Member, Kaduna State House of Assembly
- In office 1990–1993
- Constituency: Kaura

Member, House of Representatives
- In office 1999–2003

Personal details
- Born: 1948 (age 77–78) Garkida
- Party: Peoples Democratic Party
- Spouse: Yohanna Aya
- Children: 5
- Education: Waka Girls Primary School, Government Girls College, Dalle
- Occupation: Politician, businesswoman

= Florence Aya =

Nigerian politician and businesswoman

Florence Diya Aya is a Nigerian politician and businesswoman. She was born in Garkida in 1948 and is from Garaje Agban, Kagoro, Kaduna State. She was a member of the Kaduna State House of Assembly from 1990 to 1993.

== Background ==
Aya attended her primary school at Waka Girls Primary School from 1957 to 1961. She proceeded to Government Girls College, Dalle, Kano state.

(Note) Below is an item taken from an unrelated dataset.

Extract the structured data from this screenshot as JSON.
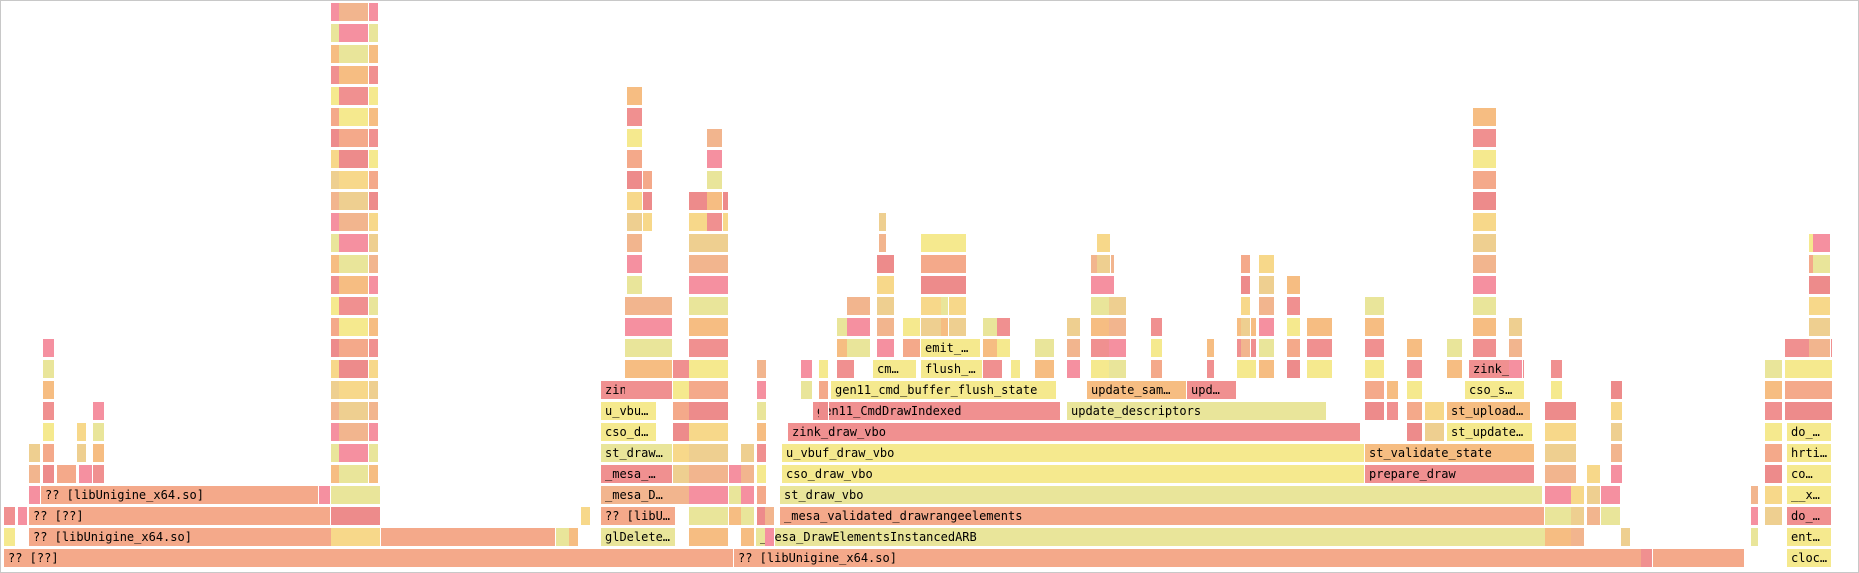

From 1962 to 1966, she worked at the Kashim Ibrahim Library, Ahmadu Bello University, from 1963 to 1969, and as a confidential secretary in the Faculty of Engineering, Ahmadu Bello University Zaria from 1972 to 1984. She was a petroleum products dealer with African Petroleum from 1984 to 1989.

== Political career ==
Aya became an honorable member of Kaduna state House of Assembly from 1990 to 1993 where she served as a Minority Leader from 1992 to 1993. In 1999, she became a member of the Federal House of Representatives representing the Kaura federal constituency from 1999 to 2003. She was the Deputy Chairman of the Women and Youth Development Committee and, a committee member of the House Committee on Health, Information and Federal Character. She was also a member of the International Parliamentary Union, the National Council of Women Societies, NCWS and Women in Politics. She is currently a member of the Peoples Democratic Party.

=== Personal life ===
She is married to Mr. Yohanna Aya. She has five children.